11 octubre, 2018. Por

Élite

Cuando la suma de ‘Física o química’, ‘La casa de papel’ y ’13 Reasons Why’ articularon el nuevo pelotazo global de la ficción española
Élite

Hay algo indudablemente cutre en Élite, pero también algo inevitablemente adictivo. Visto los números que está cosechando la producción juvenil de Netflix, parece que la balanza se ha inclinado hacia una de las dos opciones, convirtiendo esta producción española de la plataforma de video on demand en el último hype global de nuestro audiovisual. ¿Es gratuito?

En ningún momento parecen haber engañado a nadie. Sabían muy bien lo que querían dar en Élite: hay mucho de producto prefabricado y dirigido para un público juvenil/adolescente, tirando de intérpretes jóvenes y guapos que se debaten entre figuras desconocidas (Miguel Bernardeau, Itzan Escamilla, Mina El Hammani, Álvaro Rico, Arón Piper y Ester Expósito), otras reconocidas en todo el mundo gracias al tirón de La casa de papel (Jaime Lorente, María Pedraza y Miguel Herrán) y hasta una figura reconocida en las series infantojuveniles latinas (Danna Paola, que lleva siendo una popstar desde los 6 años, y ahora tiene 23); e incluso sus creadores ya conocen el género (Darío Madrona creó series como Los Protegidos; y Carlos Montero lo hizo con Física o química), y los directores están familiarizados con productos comerciales (Ramón Salazar escribió guiones para Tres metros sobre el cielo y Tengo ganas de ti; y Dani de la Orden dirigió comedias como El pregón o la reciente El mejor verano de mi vida).

“La historia, centrada en un colegio privado, se adivinan puntos comunes con dramas de instituto españoles como ‘Física o química’, ‘El Internado’ o ‘Al salir de clase’; pero, sobre todo, con uno de los grandes fenómenos de la Netflix juvenil estos últimos años: ’13 Reasons Why’, donde se intenta adivinar cuál es la causa de la muerte de la protagonista. Y adivinad de qué va ‘Élite’: de la causa de la muerte que se anticipa en el primer capítulo, de una de las jóvenes protagonistas”

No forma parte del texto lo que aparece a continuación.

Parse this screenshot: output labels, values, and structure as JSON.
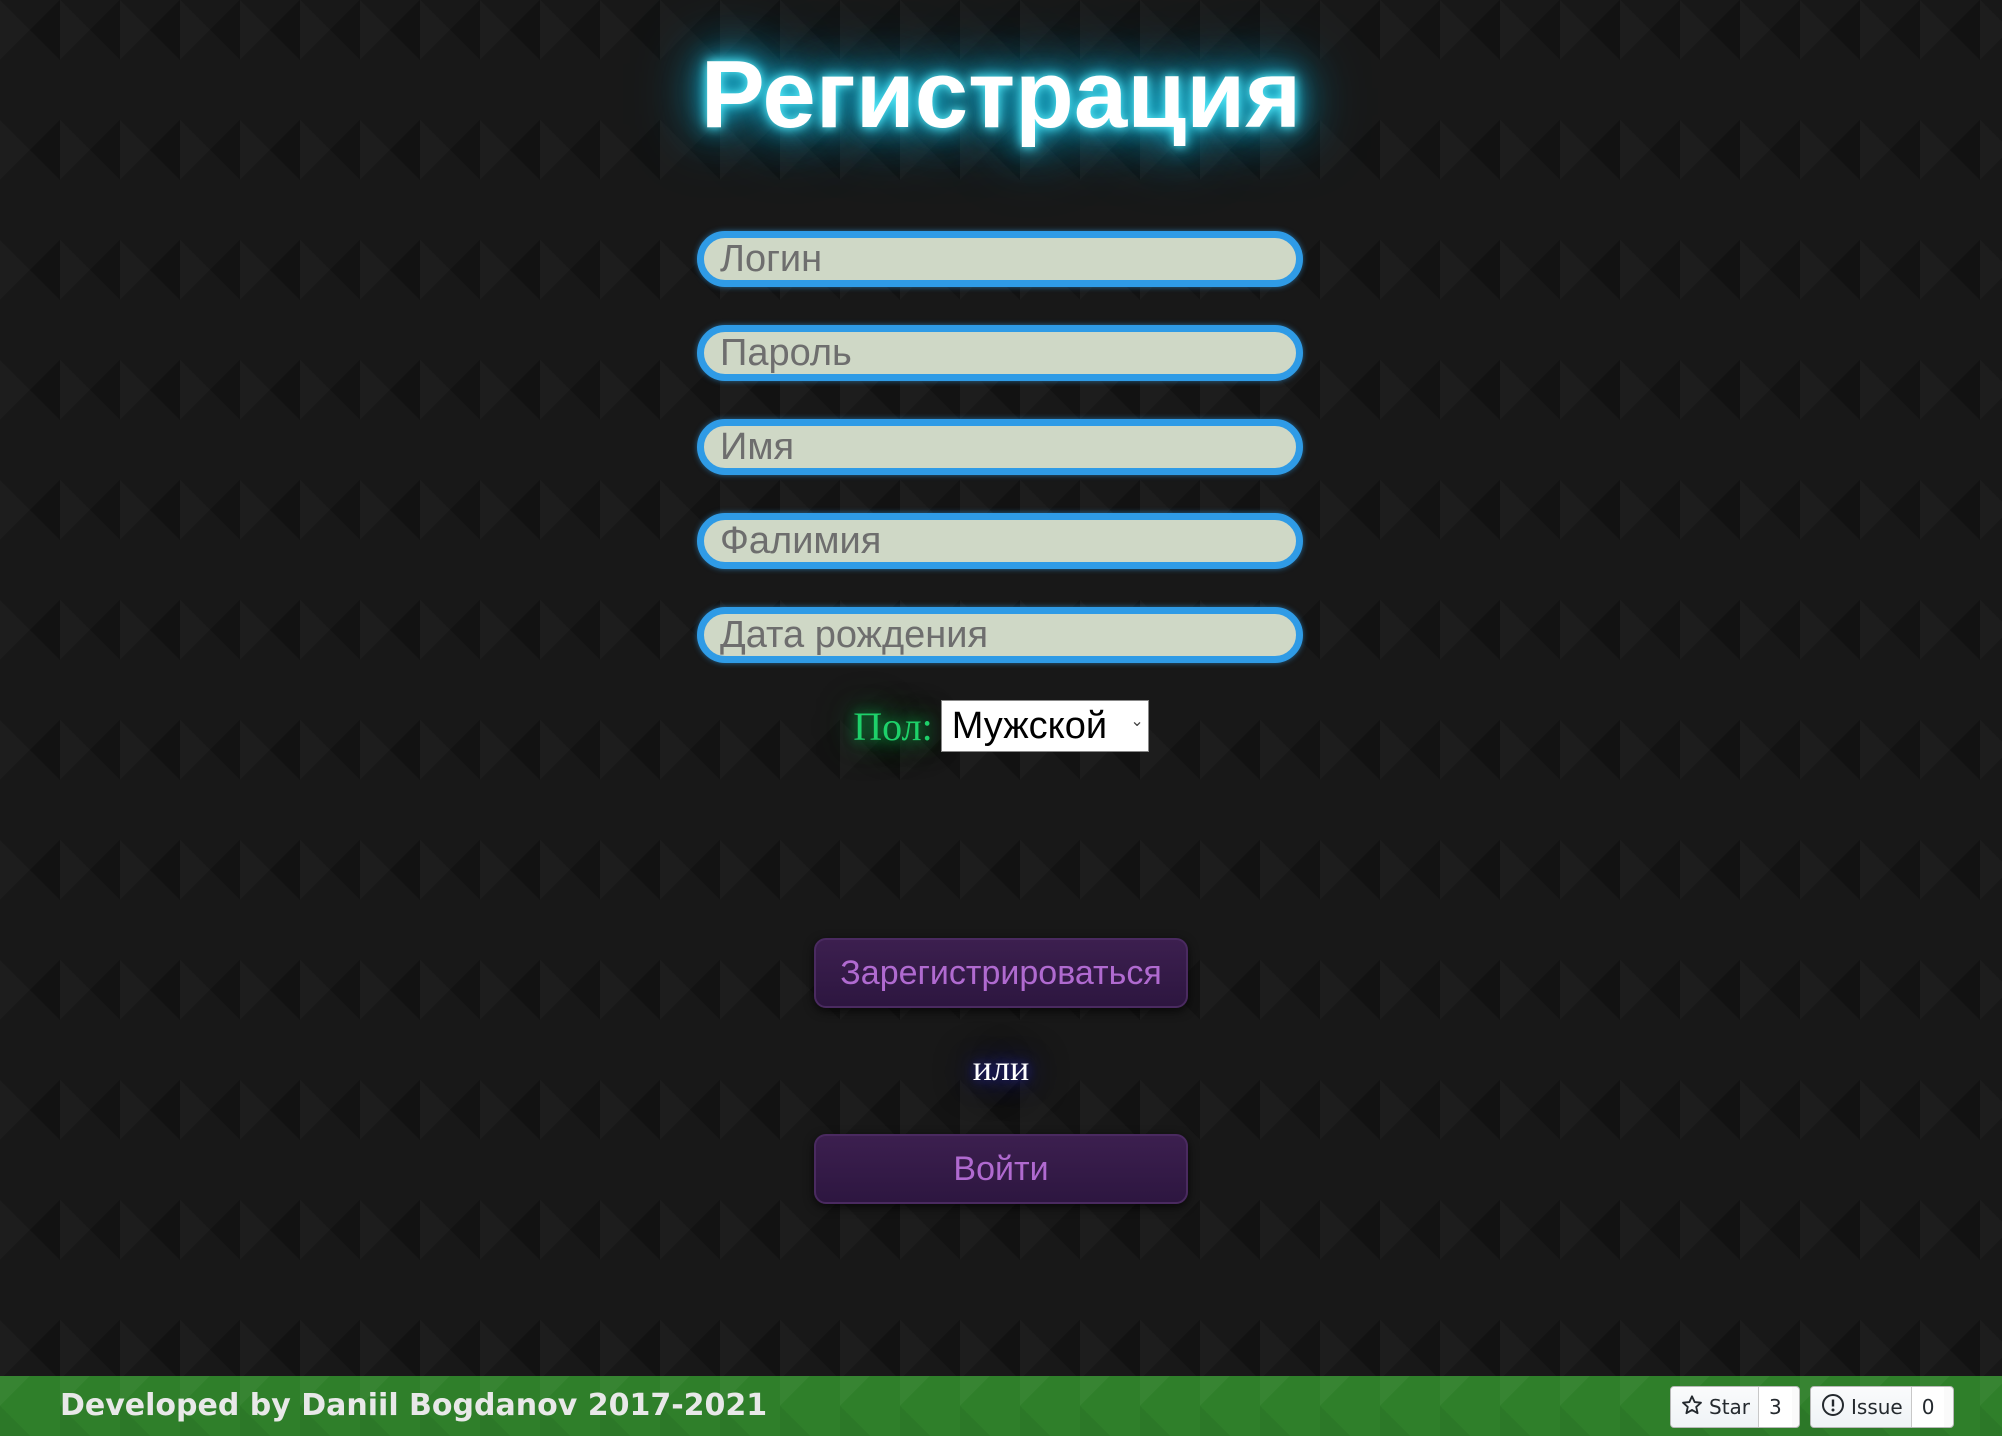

Incluso en esta historia, centrada en un colegio privado, el más exclusivo del país, donde solo estudian los hijos de la élite española, se adivinan puntos comunes con dramas de instituto españoles como Física o químicaEl InternadoMerlí o Al salir de clase; pero, sobre todo, con uno de los grandes fenómenos de la Netflix juvenil estos últimos años: 13 Reasons Why, donde se intenta adivinar cuál es la causa de la muerte de la protagonista. Adivinad de qué va Élite: de eso, de la causa de la muerte que se anticipa en el primer capítulo, de una de las jóvenes protagonistas.

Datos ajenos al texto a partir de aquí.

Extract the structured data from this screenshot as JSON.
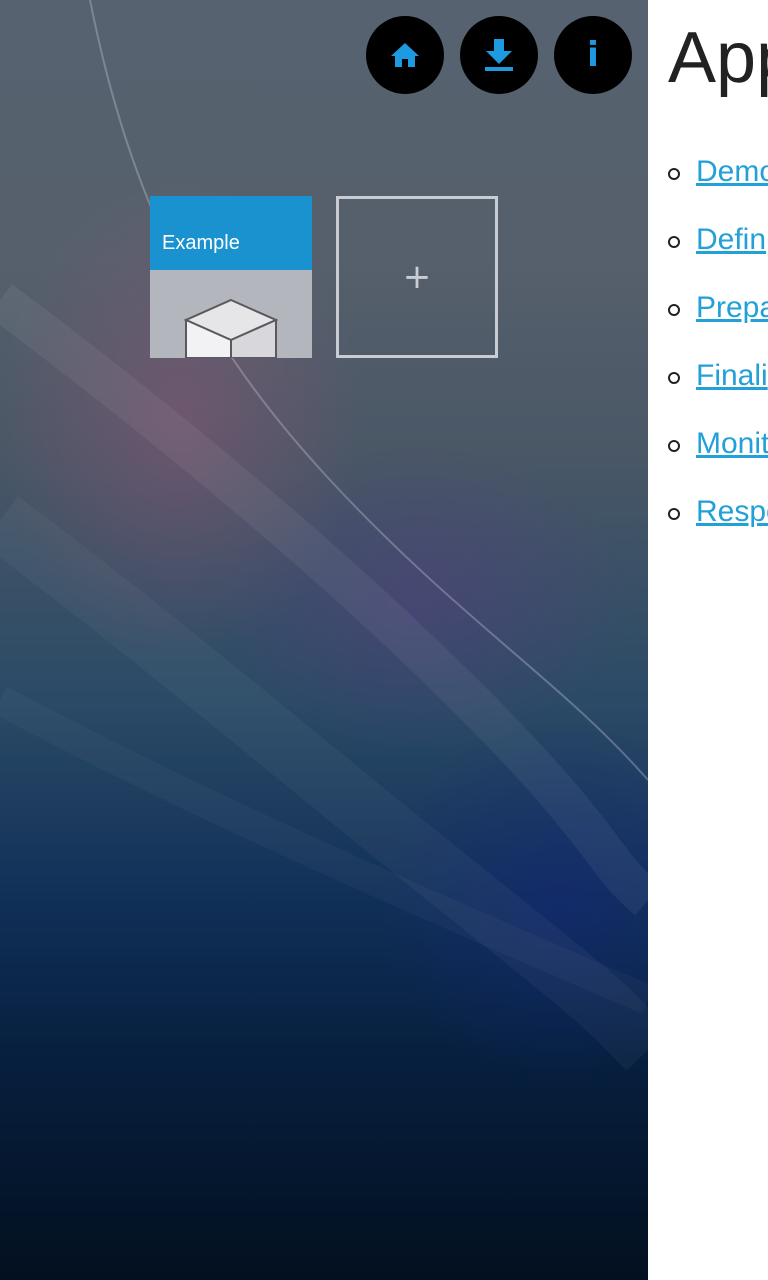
{
  "toolbar": {
    "home_icon": "home-icon",
    "download_icon": "download-icon",
    "info_icon": "info-icon",
    "info_glyph": "i",
    "accent_color": "#1e9be0"
  },
  "tiles": {
    "example_label": "Example",
    "example_header_color": "#1b92d0",
    "add_glyph": "+"
  },
  "panel": {
    "title": "App",
    "links": [
      "Demo",
      "Defin",
      "Prepa",
      "Finali",
      "Monit",
      "Respo"
    ],
    "link_color": "#22a0d8"
  }
}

Hay momentos que parecemos estar ante un producto que descuida la factura técnica, e incluso que desatiende ciertos aspectos de la dirección de actores (algo que pasaba todo el rato en uno de los grandes chascos del cine juvenil de lo que llevamos de siglo: Mentiras y gordas); pero la realidad es que, una vez acostumbrado el ojo a todo ese vapor de la exigencia del producto audiovisual, estamos ante una serie que engancha. Y engancha porque esa especie de “cluedo” por descifrar cómo sucedió el crimen mantiene la tensión en cada capítulo; pero, además, consigue mantener un equilibrio prácticamente inédito en las series de este perfil: cada personaje tiene su identidad, y cada uno de los intérpretes tiene su espacio en el metraje.

“No solo engancha, sino que la serie reflexiona no solo sobre la transición de la juventud a la madurez y el amor adolescente, sino también sobre cuestiones como la lucha de clases, la sexualidad, las drogas, la discriminación, el racismo, la religión, la vida moderna y los mecanismos de poder”

Y no solo engancha, sino que la serie intenta (a veces lo consigue, en otras se queda a medias) reflexionar no solo sobre la transición de la juventud a la madurez y el amor adolescente (temas arquetípicos clave de este tipo de series), sino también sobre cuestiones como la lucha de clases, la sexualidad (tanto sobre las enfermedades de transmisión sexual como sobre la identidad sexual y de género o las maneras de vivir en libertad el acto sexual), las drogas, la discriminación, el racismo, la religión, la vida moderna y los mecanismos de poder.

En ocasiones, la vara de medir de la exigencia y la comparación de unos productos con otros pueden acabar haciendo que perdamos la capacidad de disfrute de un producto televisivo con una misión muy diferente a la de The Wire, Breaking Bad o Los Soprano.